1. int c, i, j, k, m, s, t;
2. char ∗d;
3. for (c = 0; c < 3; c++) {
4.   for (t = i = j = k = 0; ; t++) {
5.     printf ("%x%x%x ", i, j, k);
6.     if (t == m ∗ m ∗ m) break;
7.     s = (i + j + k) % m;
8.     if (s == 0) d = (j == m − 1? "012" : "210";
9.     else if (s == m − 1) d = (i > 0? "120" : "210";
10.     else d = (i == m − 1? "201" : "102");
11.       switch (d [c]) {
12.         case ’0’: i = (i +1) % m; break;
13.         case ’1’: j = (j +1) % m; break;
14.         case ’2’: k = (k +1) % m; break;
15.     }
16. }
17. printf ("\n");
18. }

m - not defined.

[Thaddy]

m = modulus.
That is in the paragraph above the C code where m=3 (m=5) is given as an example.
So in the context of the paper the code is correct:

You are supposed to choose m from any (odd) whole number.

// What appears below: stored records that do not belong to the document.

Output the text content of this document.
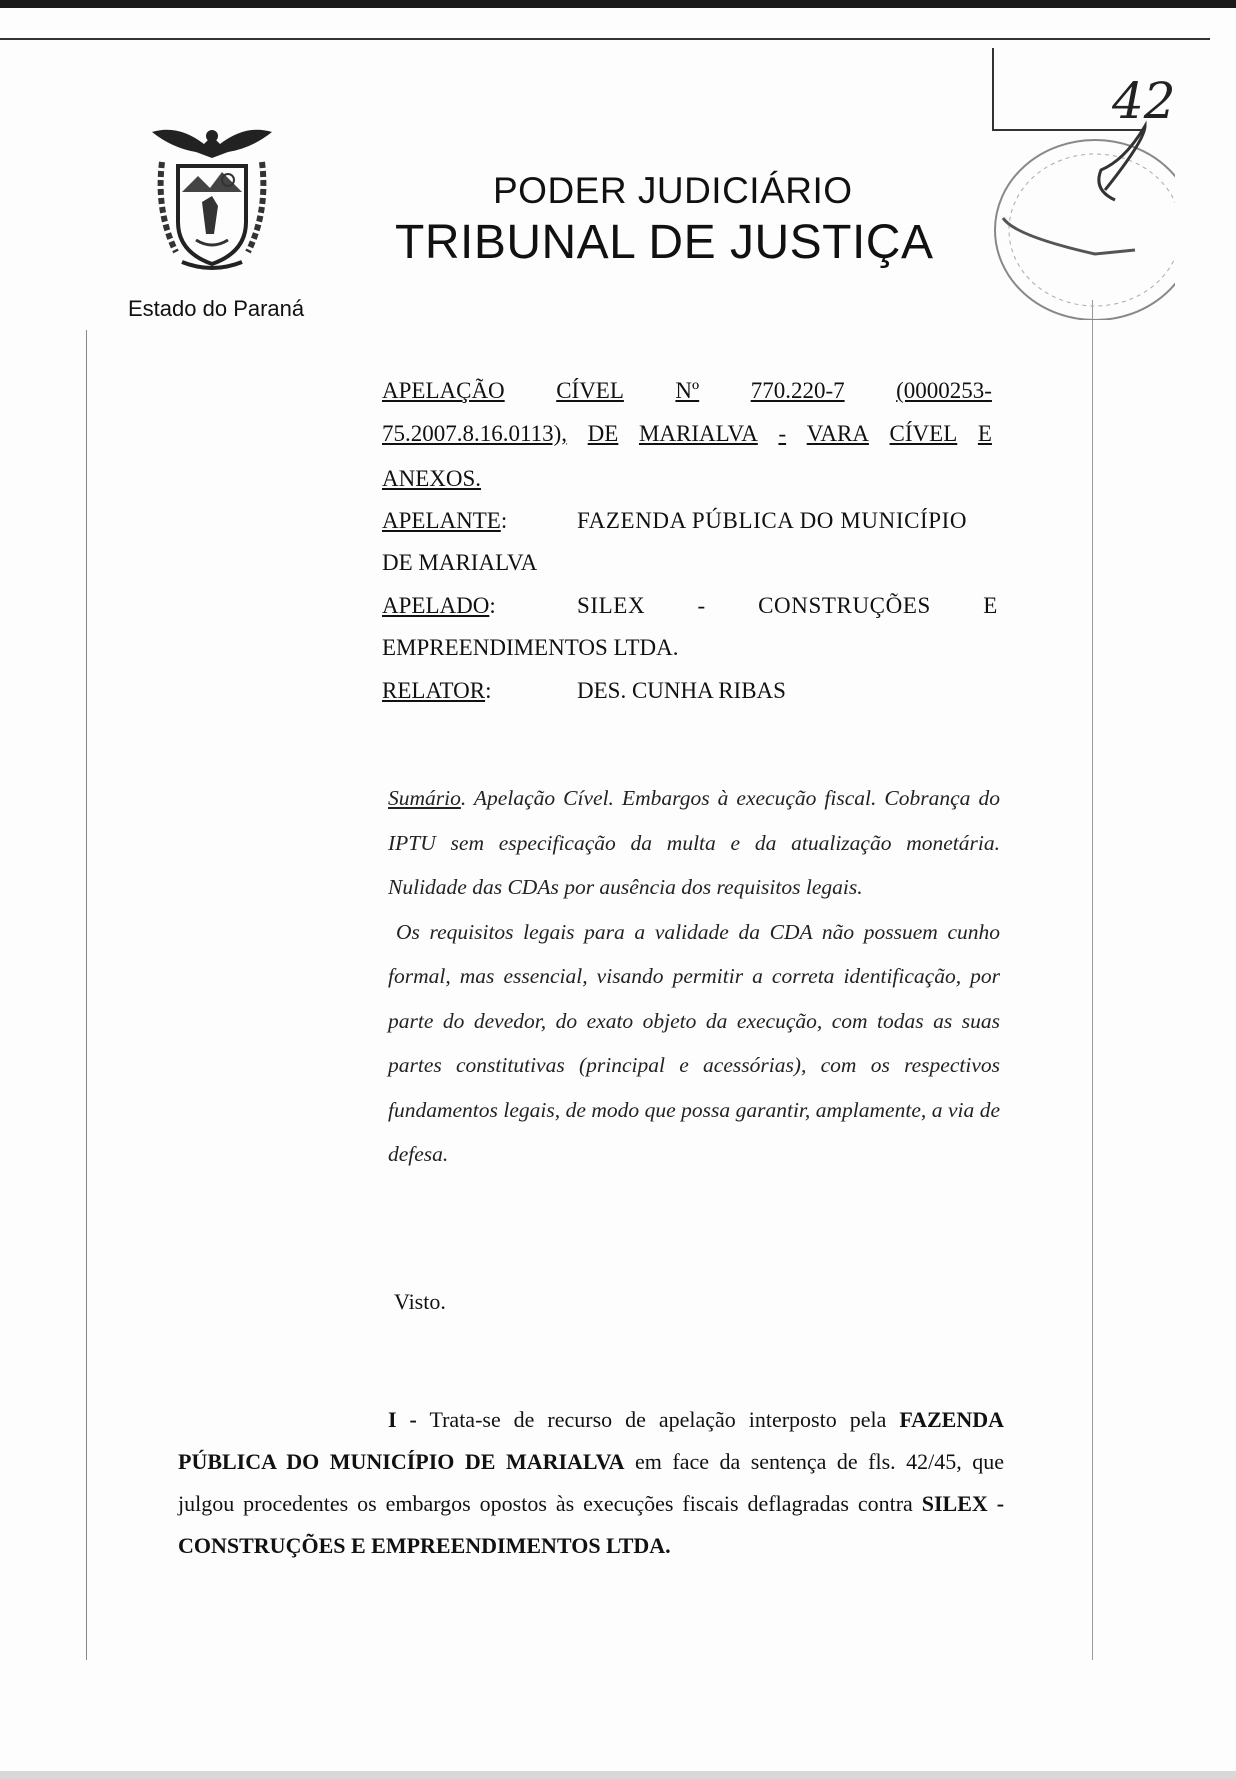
Estado do Paraná
PODER JUDICIÁRIO
TRIBUNAL DE JUSTIÇA
42
APELAÇÃO CÍVEL Nº 770.220-7 (0000253-
75.2007.8.16.0113), DE MARIALVA - VARA CÍVEL E
ANEXOS.
APELANTE:	FAZENDA PÚBLICA DO MUNICÍPIO
DE MARIALVA
APELADO:	SILEX - CONSTRUÇÕES E
EMPREENDIMENTOS LTDA.
RELATOR:	DES. CUNHA RIBAS

Sumário. Apelação Cível. Embargos à execução fiscal. Cobrança do IPTU sem especificação da multa e da atualização monetária. Nulidade das CDAs por ausência dos requisitos legais.

Os requisitos legais para a validade da CDA não possuem cunho formal, mas essencial, visando permitir a correta identificação, por parte do devedor, do exato objeto da execução, com todas as suas partes constitutivas (principal e acessórias), com os respectivos fundamentos legais, de modo que possa garantir, amplamente, a via de defesa.

Visto.
I - Trata-se de recurso de apelação interposto pela FAZENDA PÚBLICA DO MUNICÍPIO DE MARIALVA em face da sentença de fls. 42/45, que julgou procedentes os embargos opostos às execuções fiscais deflagradas contra SILEX - CONSTRUÇÕES E EMPREENDIMENTOS LTDA.
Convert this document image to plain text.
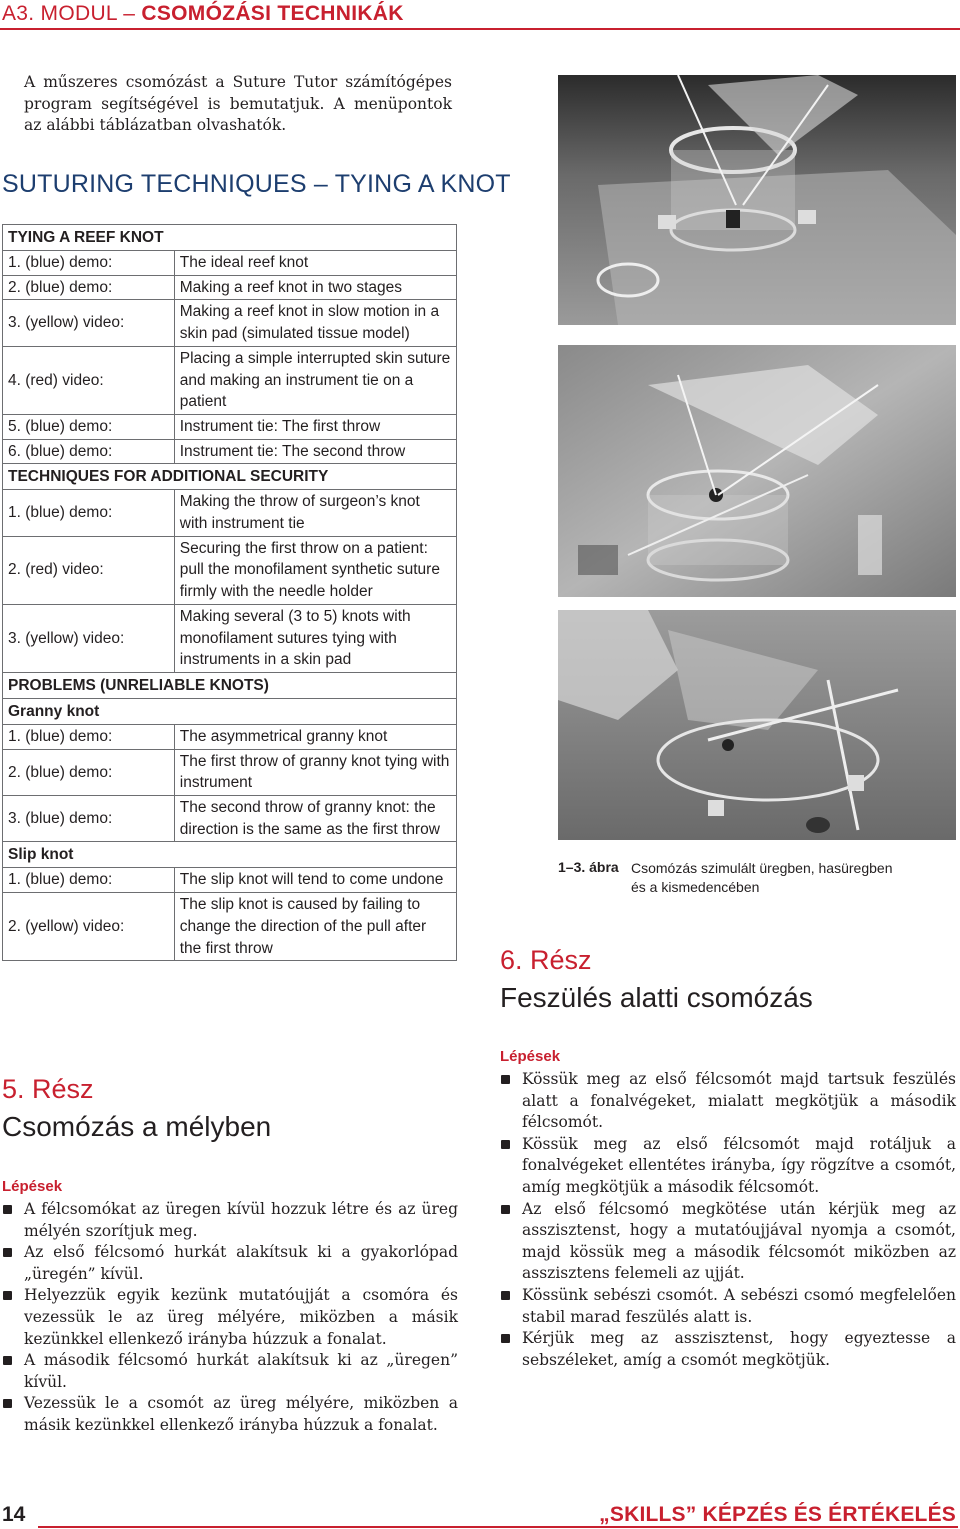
A3. MODUL – CSOMÓZÁSI TECHNIKÁK
A műszeres csomózást a Suture Tutor számítógépes program segítségével is bemutatjuk. A menüpontok az alábbi táblázatban olvashatók.
SUTURING TECHNIQUES – TYING A KNOT
TYING A REEF KNOT	
1. (blue) demo:	The ideal reef knot
2. (blue) demo:	Making a reef knot in two stages
3. (yellow) video:	Making a reef knot in slow motion in a skin pad (simulated tissue model)
4. (red) video:	Placing a simple interrupted skin suture and making an instrument tie on a patient
5. (blue) demo:	Instrument tie: The first throw
6. (blue) demo:	Instrument tie: The second throw
TECHNIQUES FOR ADDITIONAL SECURITY	
1. (blue) demo:	Making the throw of surgeon’s knot with instrument tie
2. (red) video:	Securing the first throw on a patient: pull the monofilament synthetic suture firmly with the needle holder
3. (yellow) video:	Making several (3 to 5) knots with monofilament sutures tying with instruments in a skin pad
PROBLEMS (UNRELIABLE KNOTS)	
Granny knot	
1. (blue) demo:	The asymmetrical granny knot
2. (blue) demo:	The first throw of granny knot tying with instrument
3. (blue) demo:	The second throw of granny knot: the direction is the same as the first throw
Slip knot	
1. (blue) demo:	The slip knot will tend to come undone
2. (yellow) video:	The slip knot is caused by failing to change the direction of the pull after the first throw
5. Rész
Csomózás a mélyben
Lépések
A félcsomókat az üregen kívül hozzuk létre és az üreg mélyén szorítjuk meg.
Az első félcsomó hurkát alakítsuk ki a gyakorlópad „üregén” kívül.
Helyezzük egyik kezünk mutatóujját a csomóra és vezessük le az üreg mélyére, miközben a másik kezünkkel ellenkező irányba húzzuk a fonalat.
A második félcsomó hurkát alakítsuk ki az „üregen” kívül.
Vezessük le a csomót az üreg mélyére, miközben a másik kezünkkel ellenkező irányba húzzuk a fonalat.
1–3. ábra Csomózás szimulált üregben, hasüregben és a kismedencében
6. Rész
Feszülés alatti csomózás
Lépések
Kössük meg az első félcsomót majd tartsuk feszülés alatt a fonalvégeket, mialatt megkötjük a második félcsomót.
Kössük meg az első félcsomót majd rotáljuk a fonalvégeket ellentétes irányba, így rögzítve a csomót, amíg megkötjük a második félcsomót.
Az első félcsomó megkötése után kérjük meg az asszisztenst, hogy a mutatóujjával nyomja a csomót, majd kössük meg a második félcsomót miközben az asszisztens felemeli az ujját.
Kössünk sebészi csomót. A sebészi csomó megfelelően stabil marad feszülés alatt is.
Kérjük meg az asszisztenst, hogy egyeztesse a sebszéleket, amíg a csomót megkötjük.
14	„SKILLS” KÉPZÉS ÉS ÉRTÉKELÉS
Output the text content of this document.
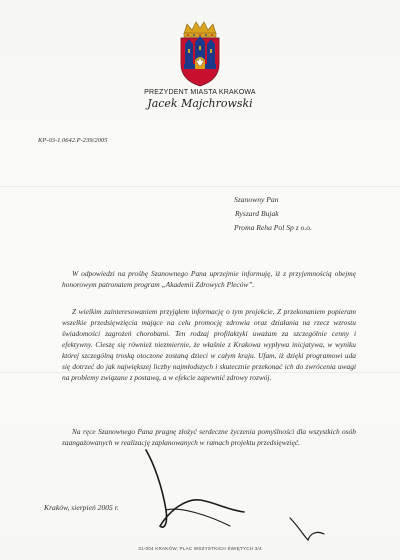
PREZYDENT MIASTA KRAKOWA
Jacek Majchrowski
KP-03-1.0642.P-239/2005
Szanowny Pan
Ryszard Bujak
Proma Reha Pol Sp z o.o.
W odpowiedzi na prośbę Szanownego Pana uprzejmie informuję, iż z przyjemnością obejmę honorowym patronatem program „Akademii Zdrowych Pleców”.
Z wielkim zainteresowaniem przyjąłem informację o tym projekcie. Z przekonaniem popieram wszelkie przedsięwzięcia mające na celu promocję zdrowia oraz działania na rzecz wzrostu świadomości zagrożeń chorobami. Ten rodzaj profilaktyki uważam za szczególnie cenny i efektywny. Cieszę się również niezmiernie, że właśnie z Krakowa wypływa inicjatywa, w wyniku której szczególną troską otoczone zostaną dzieci w całym kraju. Ufam, iż dzięki programowi uda się dotrzeć do jak największej liczby najmłodszych i skutecznie przekonać ich do zwrócenia uwagi na problemy związane z postawą, a w efekcie zapewnić zdrowy rozwój.
Na ręce Szanownego Pana pragnę złożyć serdeczne życzenia pomyślności dla wszystkich osób zaangażowanych w realizację zaplanowanych w ramach projektu przedsięwzięć.
Kraków, sierpień 2005 r.
31-004 KRAKÓW, PLAC WSZYSTKICH ŚWIĘTYCH 3/4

To obtain the sequence from pascal the code looks like this:

Code: Pascal  [Select][+][-]

1. var
2.   c, i, j, k, m, s, t: integer;
3. begin
4.   m := 3;
5.  
6.   for c := 0 to 2 do
7.   begin
8.     i := 0;j := 0;k := 0;t := 0;
9.     while true do
10.     begin
11.       write(i, j, k, #32);
12.       if t = m * m * m then break;
13.       s := (i + j + k) mod m;
14.       case c of
15.         0:begin
16.              if s = 0 then if j = m - 1 then i := (i + 1) mod m else k := (k + 1) mod m
17.              else if s = m - 1 then if i = 0 then k := (k + 1) mod m else j := (j + 1) mod m
18.              else if i = m - 1 then k := (k + 1) mod m else j := (j + 1) mod m
19.           end;
20.         1:begin
21.              if s = 0 then j := (j + 1) mod m else if s = m - 1 then
22.              if i = 0 then j := (j + 1) mod m else k := (k + 1) mod m
23.              else i := (i + 1) mod m;
24.            end;
25.         2: begin
26.              if s = 0 then if j = m - 1 then k := (k + 1) mod m else i := (i + 1) mod m
27.              else if s = m - 1 then i := (i + 1) mod m
28.              else if i = m - 1 then j := (j + 1) mod m
29.              else k := (k + 1) mod m;
30.            end;
31.       end;
32.       inc(t);
33.     end;
34.     writeln;  
35.   end;
36. end.

This differs from the C code, but produces the correct sequence.
Written from the textual representation, not from the C code.